Auren shivered. "Whatever it is, it is highly unnatural."

Vesperin stepped away from them both, and Lucien turned to her, always watching her, ensuring she was alright. Her hands were by her side, clutch dangling from her wrist and hitting the side of her gown, displacing the stitched butterfly wings as she walked further away, to the distant glow.

"Vesperin," Lucien hissed, then cursed as his phone light flickered and went out.

She neither stopped nor turned back to him at his warning.

Auren met Lucien’s eyes, then together they caught up to her quickly.

Auren grabbed her shoulder gently. "It is wise not to run, Hunter. You are capable but—" Whatever the Soul Searcher had been going to say died, as the three all but fell into a room, with an open archway that acted as a large door. The area they’d just been in, at the bottom of the steps, had been merely a foyer of sorts—this? This was the real underground of the Academy.

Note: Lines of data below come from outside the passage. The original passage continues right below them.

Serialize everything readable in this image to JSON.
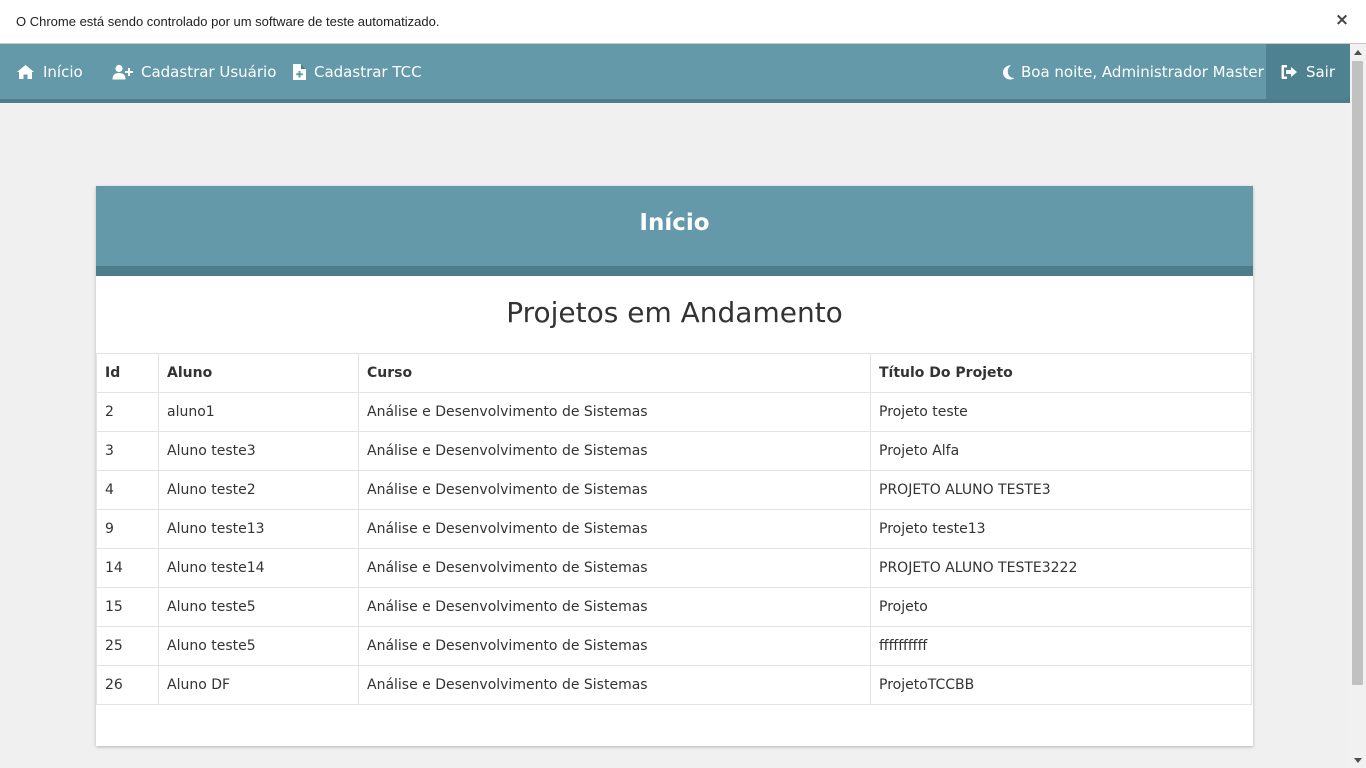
{
  "infobar": {
    "message": "O Chrome está sendo controlado por um software de teste automatizado.",
    "close_label": "×"
  },
  "navbar": {
    "home_label": "Início",
    "register_user_label": "Cadastrar Usuário",
    "register_tcc_label": "Cadastrar TCC",
    "greeting": "Boa noite, Administrador Master!",
    "logout_label": "Sair",
    "icons": {
      "home": "home-icon",
      "register_user": "user-plus-icon",
      "register_tcc": "file-plus-icon",
      "greeting": "moon-icon",
      "logout": "sign-out-icon"
    }
  },
  "card": {
    "title": "Início",
    "section_title": "Projetos em Andamento"
  },
  "table": {
    "headers": {
      "id": "Id",
      "aluno": "Aluno",
      "curso": "Curso",
      "titulo": "Título Do Projeto"
    },
    "rows": [
      {
        "id": "2",
        "aluno": "aluno1",
        "curso": "Análise e Desenvolvimento de Sistemas",
        "titulo": "Projeto teste"
      },
      {
        "id": "3",
        "aluno": "Aluno teste3",
        "curso": "Análise e Desenvolvimento de Sistemas",
        "titulo": "Projeto Alfa"
      },
      {
        "id": "4",
        "aluno": "Aluno teste2",
        "curso": "Análise e Desenvolvimento de Sistemas",
        "titulo": "PROJETO ALUNO TESTE3"
      },
      {
        "id": "9",
        "aluno": "Aluno teste13",
        "curso": "Análise e Desenvolvimento de Sistemas",
        "titulo": "Projeto teste13"
      },
      {
        "id": "14",
        "aluno": "Aluno teste14",
        "curso": "Análise e Desenvolvimento de Sistemas",
        "titulo": "PROJETO ALUNO TESTE3222"
      },
      {
        "id": "15",
        "aluno": "Aluno teste5",
        "curso": "Análise e Desenvolvimento de Sistemas",
        "titulo": "Projeto"
      },
      {
        "id": "25",
        "aluno": "Aluno teste5",
        "curso": "Análise e Desenvolvimento de Sistemas",
        "titulo": "ffffffffff"
      },
      {
        "id": "26",
        "aluno": "Aluno DF",
        "curso": "Análise e Desenvolvimento de Sistemas",
        "titulo": "ProjetoTCCBB"
      }
    ]
  },
  "colors": {
    "primary": "#6399a8",
    "primary_dark": "#4d7d8b",
    "page_bg": "#f0f0f0"
  }
}
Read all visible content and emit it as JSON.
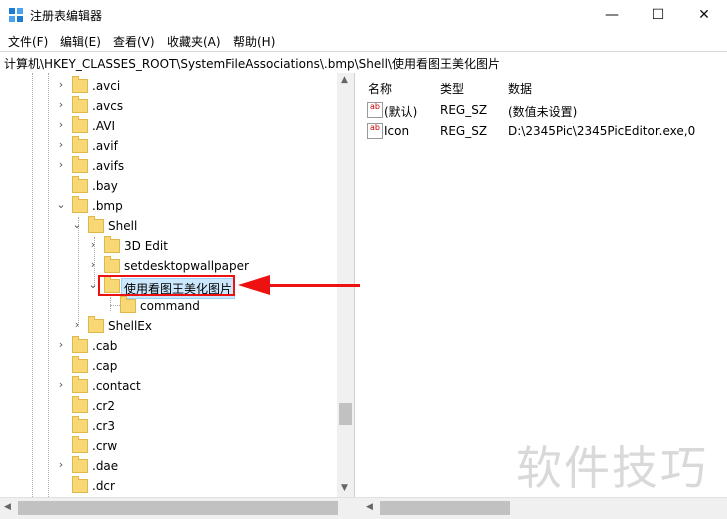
{
  "window": {
    "title": "注册表编辑器",
    "min_label": "—",
    "max_label": "☐",
    "close_label": "✕"
  },
  "menu": [
    "文件(F)",
    "编辑(E)",
    "查看(V)",
    "收藏夹(A)",
    "帮助(H)"
  ],
  "address": "计算机\\HKEY_CLASSES_ROOT\\SystemFileAssociations\\.bmp\\Shell\\使用看图王美化图片",
  "tree": [
    {
      "label": ".avci",
      "chevron": "›"
    },
    {
      "label": ".avcs",
      "chevron": "›"
    },
    {
      "label": ".AVI",
      "chevron": "›"
    },
    {
      "label": ".avif",
      "chevron": "›"
    },
    {
      "label": ".avifs",
      "chevron": "›"
    },
    {
      "label": ".bay",
      "chevron": ""
    },
    {
      "label": ".bmp",
      "chevron": "⌄"
    },
    {
      "label": "Shell",
      "chevron": "⌄"
    },
    {
      "label": "3D Edit",
      "chevron": "›"
    },
    {
      "label": "setdesktopwallpaper",
      "chevron": "›"
    },
    {
      "label": "使用看图王美化图片",
      "chevron": "⌄"
    },
    {
      "label": "command",
      "chevron": ""
    },
    {
      "label": "ShellEx",
      "chevron": "›"
    },
    {
      "label": ".cab",
      "chevron": "›"
    },
    {
      "label": ".cap",
      "chevron": ""
    },
    {
      "label": ".contact",
      "chevron": "›"
    },
    {
      "label": ".cr2",
      "chevron": ""
    },
    {
      "label": ".cr3",
      "chevron": ""
    },
    {
      "label": ".crw",
      "chevron": ""
    },
    {
      "label": ".dae",
      "chevron": "›"
    },
    {
      "label": ".dcr",
      "chevron": ""
    }
  ],
  "columns": {
    "name": "名称",
    "type": "类型",
    "data": "数据"
  },
  "values": [
    {
      "name": "(默认)",
      "type": "REG_SZ",
      "data": "(数值未设置)"
    },
    {
      "name": "Icon",
      "type": "REG_SZ",
      "data": "D:\\2345Pic\\2345PicEditor.exe,0"
    }
  ],
  "watermark": "软件技巧",
  "colors": {
    "highlight": "#cce8ff",
    "annotation": "#ee1111",
    "folder": "#f8d775"
  }
}
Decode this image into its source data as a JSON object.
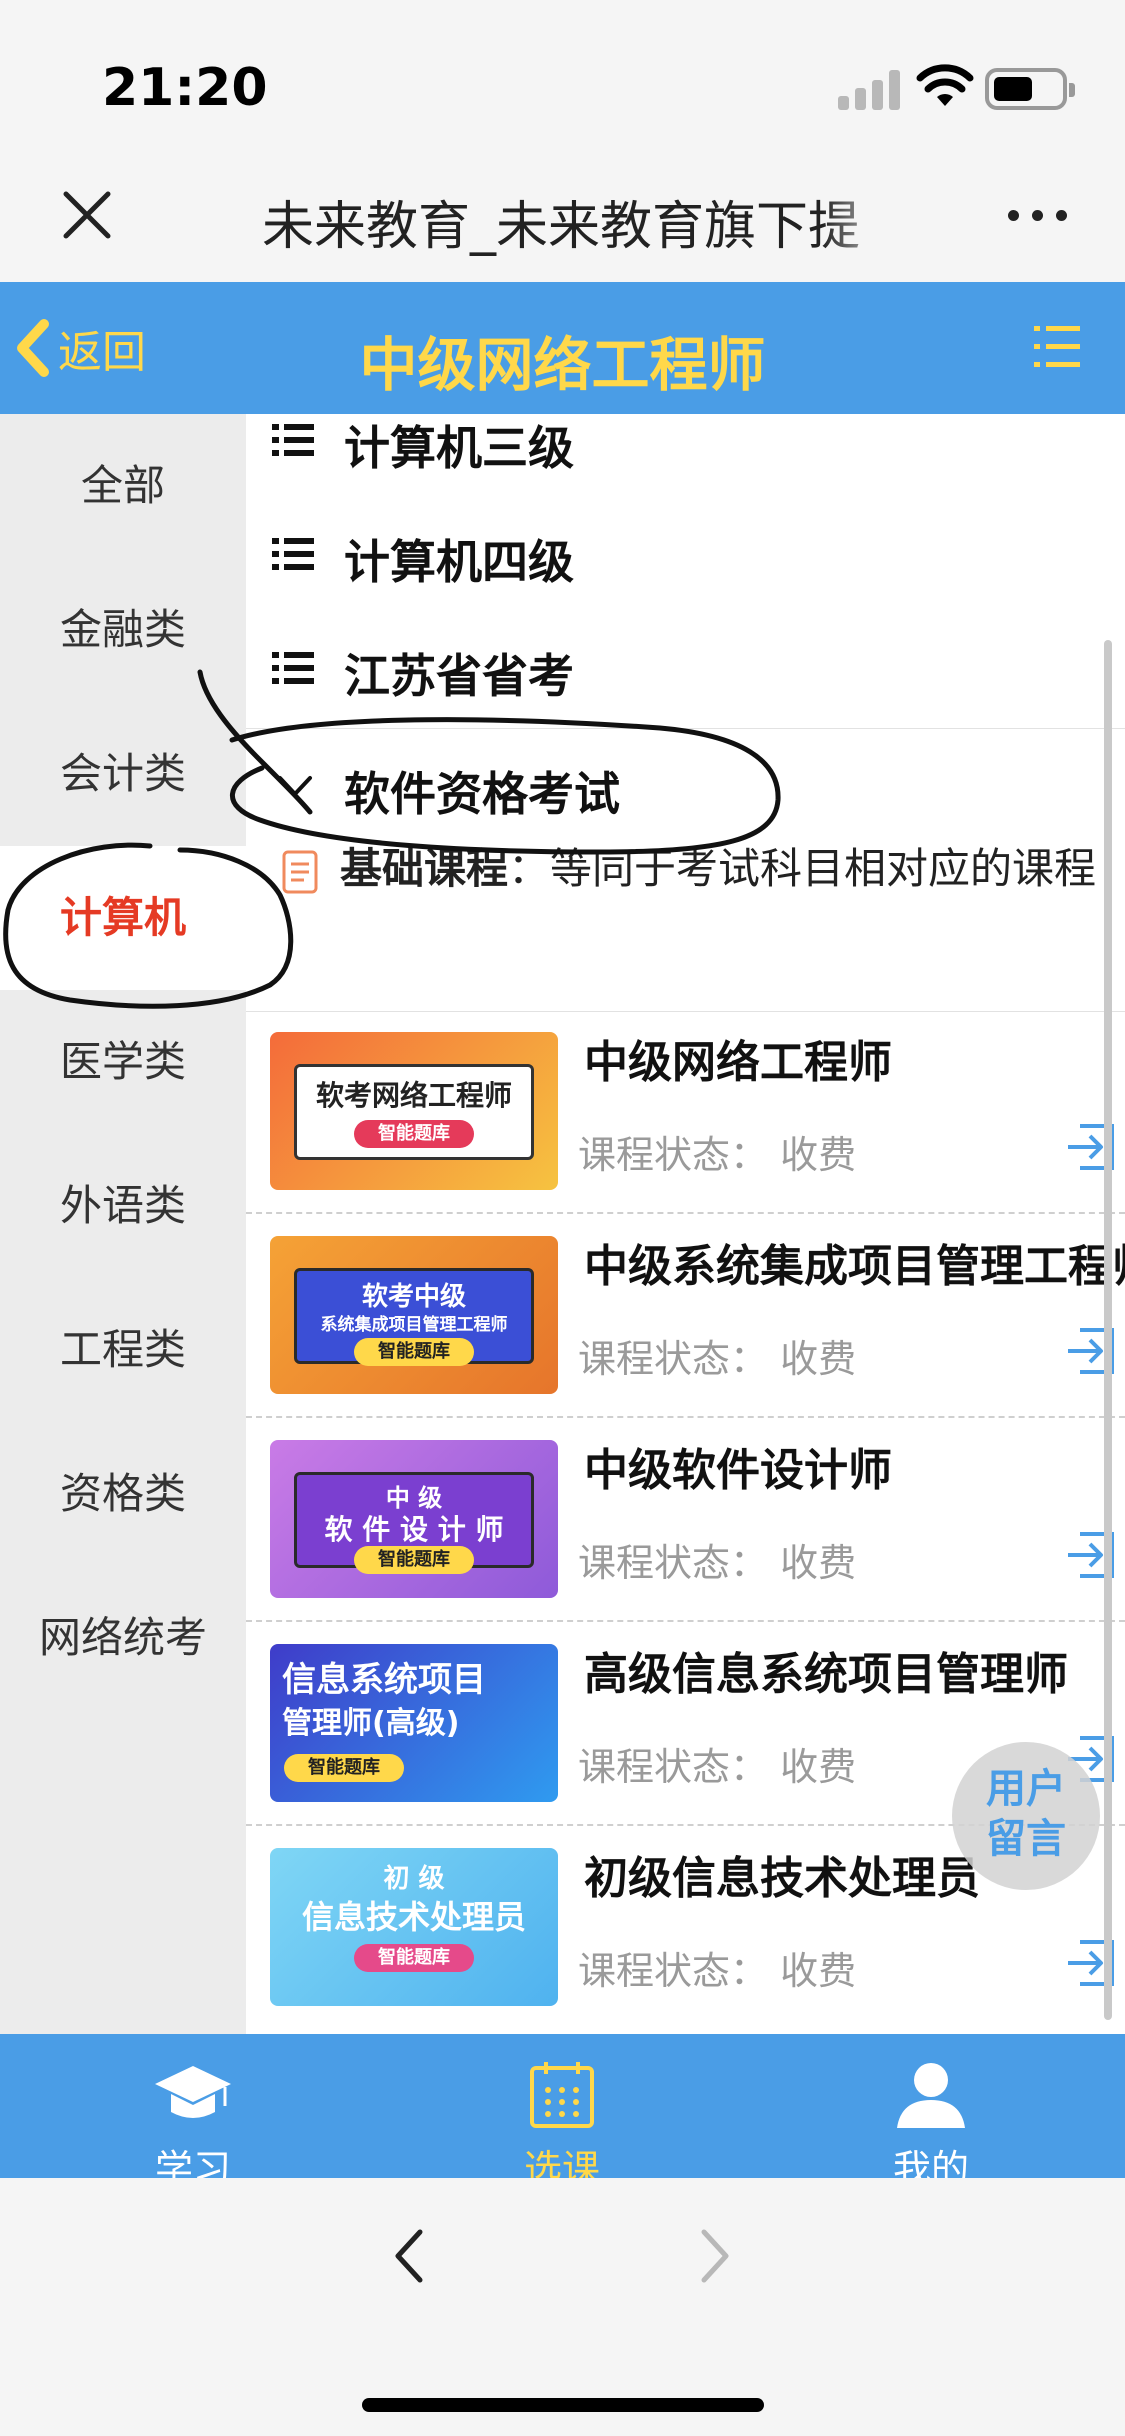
{
  "status_bar": {
    "time": "21:20"
  },
  "browser": {
    "page_title": "未来教育_未来教育旗下提"
  },
  "header": {
    "back_label": "返回",
    "title": "中级网络工程师"
  },
  "sidebar": {
    "items": [
      {
        "label": "全部"
      },
      {
        "label": "金融类"
      },
      {
        "label": "会计类"
      },
      {
        "label": "计算机"
      },
      {
        "label": "医学类"
      },
      {
        "label": "外语类"
      },
      {
        "label": "工程类"
      },
      {
        "label": "资格类"
      },
      {
        "label": "网络统考"
      }
    ],
    "active": "计算机"
  },
  "categories": [
    {
      "label": "计算机三级"
    },
    {
      "label": "计算机四级"
    },
    {
      "label": "江苏省省考"
    },
    {
      "label": "软件资格考试",
      "expanded": true
    }
  ],
  "basic_course": {
    "title": "基础课程",
    "desc": "：等同于考试科目相对应的课程"
  },
  "courses": [
    {
      "name": "中级网络工程师",
      "status": "课程状态：  收费",
      "thumb": {
        "line1": "软考网络工程师",
        "tag": "智能题库"
      }
    },
    {
      "name": "中级系统集成项目管理工程师",
      "status": "课程状态：  收费",
      "thumb": {
        "line1": "软考中级",
        "line2": "系统集成项目管理工程师",
        "tag": "智能题库"
      }
    },
    {
      "name": "中级软件设计师",
      "status": "课程状态：  收费",
      "thumb": {
        "line1": "中  级",
        "line2": "软 件 设 计 师",
        "tag": "智能题库"
      }
    },
    {
      "name": "高级信息系统项目管理师",
      "status": "课程状态：  收费",
      "thumb": {
        "line1": "信息系统项目",
        "line2": "管理师(高级)",
        "tag": "智能题库"
      }
    },
    {
      "name": "初级信息技术处理员",
      "status": "课程状态：  收费",
      "thumb": {
        "line1": "初  级",
        "line2": "信息技术处理员",
        "tag": "智能题库"
      }
    }
  ],
  "float_button": {
    "line1": "用户",
    "line2": "留言"
  },
  "tabs": [
    {
      "label": "学习",
      "icon": "graduation-cap-icon"
    },
    {
      "label": "选课",
      "icon": "grid-calendar-icon",
      "active": true
    },
    {
      "label": "我的",
      "icon": "user-icon"
    }
  ],
  "colors": {
    "accent": "#4a9de6",
    "highlight": "#ffd84a",
    "active_red": "#e53a24"
  }
}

Here, they saw the source of that glow:

Large tubes of liquid lined the room, in perfect order. One after the next, in neat little rows. The liquid within the glass was so bright it made Lucien’s eyes water; he turned his head away, only to find Vesperin walking closer to one, as if entranced. A moth to a flame. She was silent, her glassy eyes filled with awe—and reverent fear. She was scared.

As if in stop motion, Lucien could do nothing but watch with growing horror as her hand raised—she was too far for him or Auren to reach in time—and she placed her palm on the tube. Electricity zinged at the mere touch, sparking in the air like live wires. The glass rattled, the blue liquid within sloshing, but not overflowing—the top was sealed, a thinner tube running from it, snaking down the floor and somewhere further out of sight. All the tubes led to the same place.

Vesperin jerked her hand away with a gasp. The sound was far too loud in the quiet of the room, echoing. Lucien winced, surging forward to grab her as she stumbled back, away from the tube. Only?—

He hissed as his bare palms made contact with her shoulder. Static traveled from her flesh to his, shocking him.

Vesperin made a surprised sound, too; though, not of pain. As strange white glimmers receded, sinking back into her flesh as if they’d never been there, never shocked him, she looked up from her raised hand, where she studied her skin as if it held the secrets of the universe. "Lucien, what was that?"

Lucien’s hand hovered over her arm. The small, pale hairs stood on end. "I don’t know, sweet girl. You—shocked me."

She looked from him to Auren, her pupils so blown they appeared nearly black. "Do you feel it, too? Do you hear it? That hum—it’s like—" She shook her head, chin lifting as her gaze tracked over the countless blue tubes. "It’s like it’s calling me. Whatever it is." Her voice was soft and airy, dazed.

Vesperin began to press her face closer to the same tube she’d touched. They towered above them all. Lucien saw his and her reflection in the shine of the glass, distorted by the curved shape.

"It feels like me. Like whatever’s inside me is in here, too." Vesperin reached for the glass again.

"No!" Lucien and Auren said at once.

"I won’t touch it," she breathed, and as her palm hovered over the glass, not touching as she kept true to her word, Lucien saw white tendrils of electricity spark on the surface of the glass, as if reaching for her. The liquid rippled and shimmered like turbulent ocean waves.

It was Auren who finally broke, taking her wrist and tugging her back, where she fell into his chest. She blinked multiple times, as if slowly awakening, then looked around the room, at the tubes, as if seeing them for the first time.

"What is this place?" Vesperin asked them.